Procrastination is often a sign of not being interested in the topic.

------
bestenm
Yep, they are a lot of us like that, each trying to deal with it in their own
way. I think it's the nature of our occupation: staring at a computer screen
for hours is probably not the most natural thing ever. I really like
factorialboy comments about meditation. For my part I've had a look at
<http://www.pomodorotechnique.com/>, looks like it's working pretty well for
me, simply taking short break between short working sessions.

------
rman666
Set small goals. Keep a journal (or a list) of your accomplishments, no matter
how small. Set a timer and use it to keep yourself on track for even small
amounts of time at first (i.e., for the next 10 minutes I will do ...). Good
luck. In the Internet era we are all suffering from too much distraction to
one extent or another. You are no different than most (although perhaps more
aware than some).

------
dholowiski
I have the same problem (with no solution) I'm very interested to see what
other people have to say.

------
debacle
You might just be young, and that's okay. Set small goals for yourself, and
work on finishing them. Work your way up to larger goals.

------
nodemaker
People might disagree with this but try adderall XR in moderation.

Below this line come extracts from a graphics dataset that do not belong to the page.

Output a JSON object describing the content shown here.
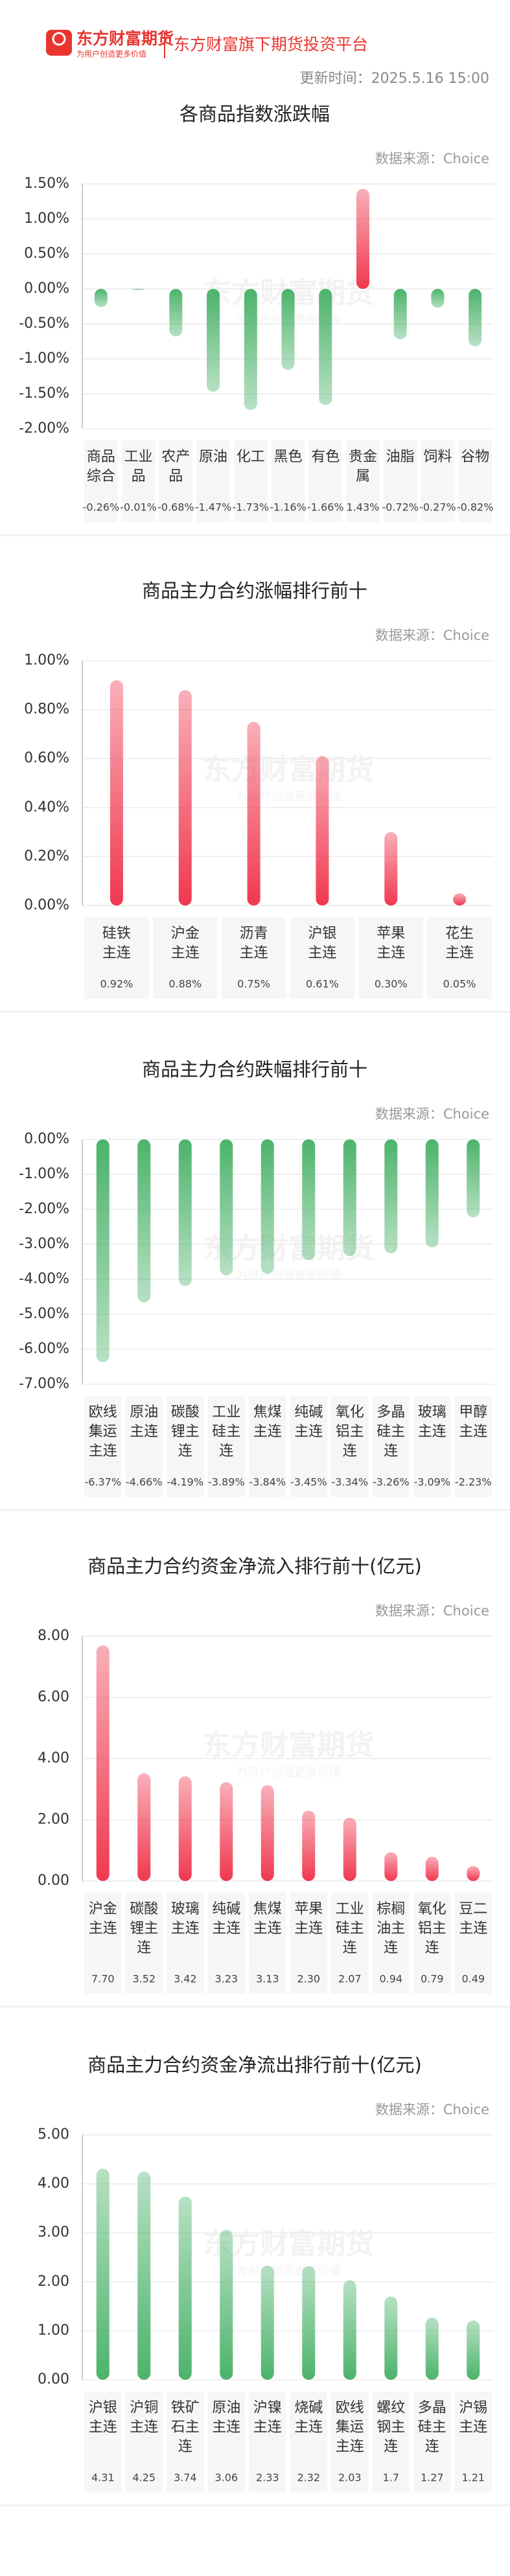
{
  "header": {
    "brand": "东方财富期货",
    "slogan": "为用户创造更多价值",
    "tagline": "东方财富旗下期货投资平台",
    "update_time": "更新时间：2025.5.16 15:00"
  },
  "chart_data": [
    {
      "type": "bar",
      "title": "各商品指数涨跌幅",
      "source": "数据来源：Choice",
      "categories": [
        "商品综合",
        "工业品",
        "农产品",
        "原油",
        "化工",
        "黑色",
        "有色",
        "贵金属",
        "油脂",
        "饲料",
        "谷物"
      ],
      "values": [
        -0.26,
        -0.01,
        -0.68,
        -1.47,
        -1.73,
        -1.16,
        -1.66,
        1.43,
        -0.72,
        -0.27,
        -0.82
      ],
      "value_labels": [
        "-0.26%",
        "-0.01%",
        "-0.68%",
        "-1.47%",
        "-1.73%",
        "-1.16%",
        "-1.66%",
        "1.43%",
        "-0.72%",
        "-0.27%",
        "-0.82%"
      ],
      "positive_color": "#f0384f",
      "negative_color": "#4cb36b",
      "ylim": [
        -2,
        1.5
      ],
      "yticks": [
        {
          "value": 1.5,
          "label": "1.50%"
        },
        {
          "value": 1,
          "label": "1.00%"
        },
        {
          "value": 0.5,
          "label": "0.50%"
        },
        {
          "value": 0,
          "label": "0.00%"
        },
        {
          "value": -0.5,
          "label": "-0.50%"
        },
        {
          "value": -1,
          "label": "-1.00%"
        },
        {
          "value": -1.5,
          "label": "-1.50%"
        },
        {
          "value": -2,
          "label": "-2.00%"
        }
      ],
      "grid": true
    },
    {
      "type": "bar",
      "title": "商品主力合约涨幅排行前十",
      "source": "数据来源：Choice",
      "categories": [
        "硅铁主连",
        "沪金主连",
        "沥青主连",
        "沪银主连",
        "苹果主连",
        "花生主连"
      ],
      "values": [
        0.92,
        0.88,
        0.75,
        0.61,
        0.3,
        0.05
      ],
      "value_labels": [
        "0.92%",
        "0.88%",
        "0.75%",
        "0.61%",
        "0.30%",
        "0.05%"
      ],
      "color": "#f0384f",
      "ylim": [
        0,
        1
      ],
      "yticks": [
        {
          "value": 0,
          "label": "0.00%"
        },
        {
          "value": 0.2,
          "label": "0.20%"
        },
        {
          "value": 0.4,
          "label": "0.40%"
        },
        {
          "value": 0.6,
          "label": "0.60%"
        },
        {
          "value": 0.8,
          "label": "0.80%"
        },
        {
          "value": 1,
          "label": "1.00%"
        }
      ],
      "grid": true
    },
    {
      "type": "bar",
      "title": "商品主力合约跌幅排行前十",
      "source": "数据来源：Choice",
      "categories": [
        "欧线集运主连",
        "原油主连",
        "碳酸锂主连",
        "工业硅主连",
        "焦煤主连",
        "纯碱主连",
        "氧化铝主连",
        "多晶硅主连",
        "玻璃主连",
        "甲醇主连"
      ],
      "values": [
        -6.37,
        -4.66,
        -4.19,
        -3.89,
        -3.84,
        -3.45,
        -3.34,
        -3.26,
        -3.09,
        -2.23
      ],
      "value_labels": [
        "-6.37%",
        "-4.66%",
        "-4.19%",
        "-3.89%",
        "-3.84%",
        "-3.45%",
        "-3.34%",
        "-3.26%",
        "-3.09%",
        "-2.23%"
      ],
      "color": "#4cb36b",
      "ylim": [
        -7,
        0
      ],
      "yticks": [
        {
          "value": 0,
          "label": "0.00%"
        },
        {
          "value": -1,
          "label": "-1.00%"
        },
        {
          "value": -2,
          "label": "-2.00%"
        },
        {
          "value": -3,
          "label": "-3.00%"
        },
        {
          "value": -4,
          "label": "-4.00%"
        },
        {
          "value": -5,
          "label": "-5.00%"
        },
        {
          "value": -6,
          "label": "-6.00%"
        },
        {
          "value": -7,
          "label": "-7.00%"
        }
      ],
      "grid": true
    },
    {
      "type": "bar",
      "title": "商品主力合约资金净流入排行前十(亿元)",
      "source": "数据来源：Choice",
      "categories": [
        "沪金主连",
        "碳酸锂主连",
        "玻璃主连",
        "纯碱主连",
        "焦煤主连",
        "苹果主连",
        "工业硅主连",
        "棕榈油主连",
        "氧化铝主连",
        "豆二主连"
      ],
      "values": [
        7.7,
        3.52,
        3.42,
        3.23,
        3.13,
        2.3,
        2.07,
        0.94,
        0.79,
        0.49
      ],
      "value_labels": [
        "7.70",
        "3.52",
        "3.42",
        "3.23",
        "3.13",
        "2.30",
        "2.07",
        "0.94",
        "0.79",
        "0.49"
      ],
      "color": "#f0384f",
      "ylim": [
        0,
        8
      ],
      "yticks": [
        {
          "value": 0,
          "label": "0.00"
        },
        {
          "value": 2,
          "label": "2.00"
        },
        {
          "value": 4,
          "label": "4.00"
        },
        {
          "value": 6,
          "label": "6.00"
        },
        {
          "value": 8,
          "label": "8.00"
        }
      ],
      "grid": true
    },
    {
      "type": "bar",
      "title": "商品主力合约资金净流出排行前十(亿元)",
      "source": "数据来源：Choice",
      "categories": [
        "沪银主连",
        "沪铜主连",
        "铁矿石主连",
        "原油主连",
        "沪镍主连",
        "烧碱主连",
        "欧线集运主连",
        "螺纹钢主连",
        "多晶硅主连",
        "沪锡主连"
      ],
      "values": [
        4.31,
        4.25,
        3.74,
        3.06,
        2.33,
        2.32,
        2.03,
        1.7,
        1.27,
        1.21
      ],
      "color": "#4cb36b",
      "ylim": [
        0,
        5
      ],
      "yticks": [
        {
          "value": 0,
          "label": "0.00"
        },
        {
          "value": 1,
          "label": "1.00"
        },
        {
          "value": 2,
          "label": "2.00"
        },
        {
          "value": 3,
          "label": "3.00"
        },
        {
          "value": 4,
          "label": "4.00"
        },
        {
          "value": 5,
          "label": "5.00"
        }
      ],
      "grid": true
    }
  ]
}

(I am not a doctor or even a very smart person)

------
argonz
There is some controversial study claiming that ADD might be linked to
glutene/carbohydrate food intake.

------
pasbesoin
Amidst all the rest, do not ignore your physical health issues. I had some
physical health problems seriously impede my concentration. Specifically,
chronic discomfort kept me from entering that state of "flow" that previously
had represented the majority of my productivity (and happiness, by the way).

------
yashchandra
It happens to me all the time both with business ideas and the learning of
things I am interested in. I started learning Django framework for python, did
a small user management app but did not like it much, moved on the web2py
framework, built a couple of small CRUD apps, did not like it much, then moved
to Flask framework (currently playing with). Sometimes, I dabble between
JQuery, CSS etc. bits and pieces. here and there. nothing concrete yet but if
I really think about it, it makes me happy. Focus on a specific item instead
of a more generic item. Instead of thinking "I will do a iOS self study
course", say "I will build this x function by building a small iOS app". When
you try to build that small app, you will learn many things on the way.